本記事は、GOLD(ゴールド)1時間足チャートの実践例です。
テーマは「EMAがサポート/レジスタンスとして機能する局面で、形ではなく“否定”を根拠にエントリーする」こと。
このチャートでは、逆三尊の中にWボトムが形成され、さらにネック付近でWトップが成立しなかった(否定された)ことが上昇の根拠になります。
そして最後は、過去のネック(強い抵抗帯)で上髭陰線を確認して決済しました。

前提:200EMAより上では「基本は買い目線」
200EMAの向きで「トレードする/しない」を判断する考え方はこちら
まず大前提として、価格が200EMAより上にある間は、環境認識としては基本は買い目線です。
そのうえで、押し目の局面では25EMA/75EMAが動的なサポートとして機能しやすく、今回もその特徴が見えています。
左側:EMAがサポートとして機能する上昇
チャート左側では、押し目で25EMAや75EMAが意識されながら上昇しています。
ここで重要なのは、安値が更新されない(下に行かない)形で反発していることです。
中盤:EMAがレジスタンス化 → トレンド一時終了
途中からは、25EMAがレジスタンスとして機能する場面が出てきます。
さらに急落後、今度は200EMAが上値を抑える(レジスタンス)ように振る舞い、上昇の勢いが一度終わったことが分かります。

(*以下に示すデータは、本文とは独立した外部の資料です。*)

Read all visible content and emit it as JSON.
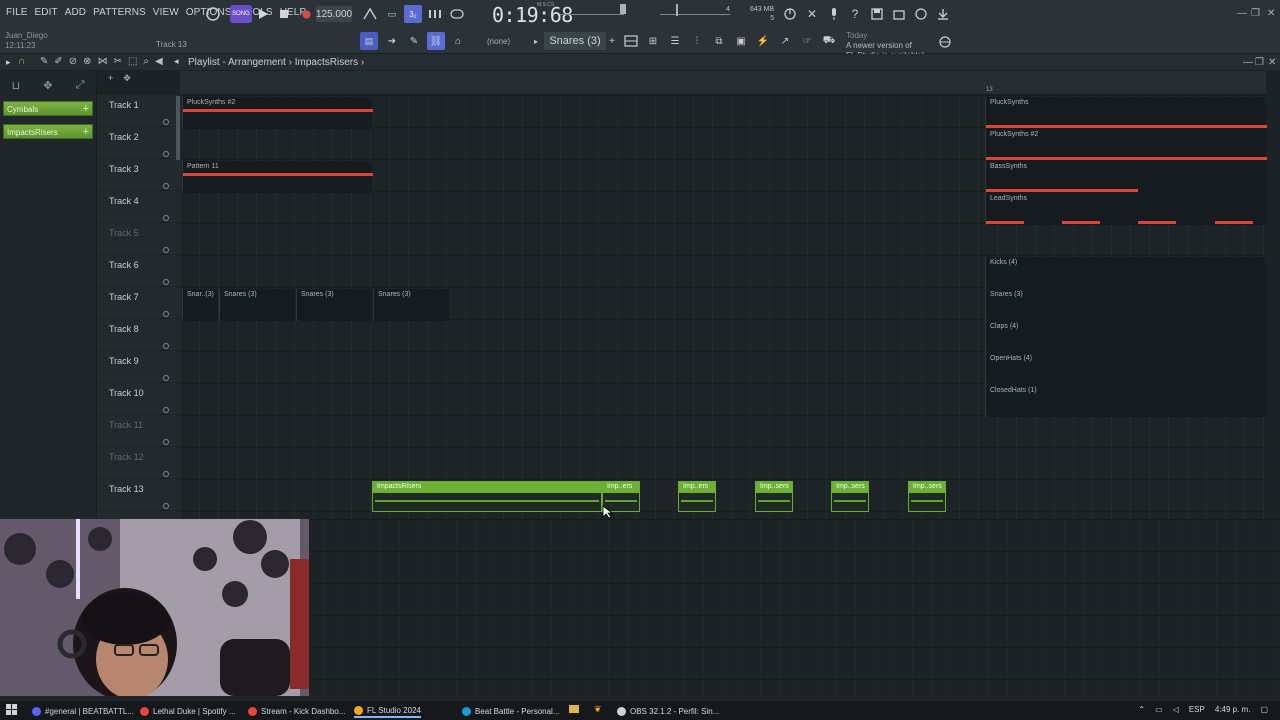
{
  "menu": [
    "FILE",
    "EDIT",
    "ADD",
    "PATTERNS",
    "VIEW",
    "OPTIONS",
    "TOOLS",
    "HELP"
  ],
  "user": {
    "name": "Juan_Diego",
    "clock": "12:11:23"
  },
  "hint_track": "Track 13",
  "transport": {
    "tempo": "125.000",
    "time": "0:19:68",
    "time_unit": "M:S:CS",
    "pattern": "Snares (3)",
    "snap": "(none)"
  },
  "status": {
    "memory": "643 MB",
    "mem_sub": "5",
    "cpu": "4"
  },
  "news": {
    "today": "Today",
    "line1": "A newer version of",
    "line2": "FL Studio is available!"
  },
  "playlist": {
    "title": "Playlist - Arrangement",
    "sep": "›",
    "current": "ImpactsRisers",
    "sep2": "›"
  },
  "ruler_marker": "13",
  "picker": [
    {
      "name": "Cymbals",
      "plus": "+"
    },
    {
      "name": "ImpactsRisers",
      "plus": "+"
    }
  ],
  "tracks": [
    "Track 1",
    "Track 2",
    "Track 3",
    "Track 4",
    "Track 5",
    "Track 6",
    "Track 7",
    "Track 8",
    "Track 9",
    "Track 10",
    "Track 11",
    "Track 12",
    "Track 13"
  ],
  "clips": {
    "c1": "PluckSynths #2",
    "c2": "Pattern 11",
    "c3": "Snar..(3)",
    "c4": "Snares (3)",
    "c5": "Snares (3)",
    "c6": "Snares (3)",
    "r1": "PluckSynths",
    "r2": "PluckSynths #2",
    "r3": "BassSynths",
    "r4": "LeadSynths",
    "r5": "Kicks (4)",
    "r6": "Snares (3)",
    "r7": "Claps (4)",
    "r8": "OpenHats (4)",
    "r9": "ClosedHats (1)",
    "a1": "ImpactsRisers",
    "a2": "Imp..ers",
    "a3": "Imp..ers",
    "a4": "Imp..sers",
    "a5": "Imp..sers",
    "a6": "Imp..sers"
  },
  "taskbar": [
    {
      "label": "#general | BEATBATTL...",
      "color": "#5865f2"
    },
    {
      "label": "Lethal Duke | Spotify ...",
      "color": "#e8453c"
    },
    {
      "label": "Stream - Kick Dashbo...",
      "color": "#e8453c"
    },
    {
      "label": "FL Studio 2024",
      "color": "#f4a81d"
    },
    {
      "label": "Beat Battle - Personal...",
      "color": "#1a9bd7"
    },
    {
      "label": "OBS 32.1.2 - Perfil: Sin...",
      "color": "#d0d0d0"
    }
  ],
  "tray": {
    "lang": "ESP",
    "clock": "4:49 p. m."
  },
  "colors": {
    "note": "#d8463a",
    "automation": "#6cb035",
    "picker": "#7db242"
  }
}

右側:逆三尊+内部Wボトムで「売り圧力の低下」を確認
その後の局面は、大きく見ると逆三尊です。
そして頭の形成過程で、内部的にWボトムが出ています。
これは「売りが弱くなっている」サインであり、上昇へ転じる“準備”が整ってきた局面です。
核心:ネックでWトップが成立しなかった(否定)→ ネックリテストで買い
ここが今回の最大のポイントです。
ネック付近ではWトップになりやすい(反落しやすい)のですが、今回はWトップが成立せず、上に抜けた。
つまり「止められなかった(否定された)」ことが根拠になります。
さらに、上抜け後にネックへのリテストが入り、そこがサポートとして機能。
このタイミングで、EMA(25EMA/75EMA)もサポート側へ回り、PO(パーフェクトオーダー)形成も確認できるため、買いエントリーの条件が揃います。
この局面では「逆三尊だから買う」のではなく、ネック付近でWトップが成立しない=売りが押し返せないことを根拠に、エントリー判断を行うのがポイントです。
決済:過去のネック到達+上髭陰線で利確
上昇後は、過去のネック(レジサポ帯)に到達。
ここは強い抵抗になりやすく、実際に上髭陰線が出て否定の形になったため、伸ばしすぎずに決済しました。
まとめ:EMAと形は「単独」ではなく“否定”で使う
- 200EMAより上は基本買い目線
- EMAがサポート→レジスタンスへ役割転換する局面がある
- 逆三尊+内部Wボトムで売り圧力の低下を確認
- ネックでWトップが成立しなかった(否定)→ リテストで買い
- 過去ネックで上髭陰線を確認して決済
形(逆三尊・Wボトム)だけで判断せず、「止められなかった」「下に行けなかった」という否定の事実を根拠にすることで、再現性が上がります。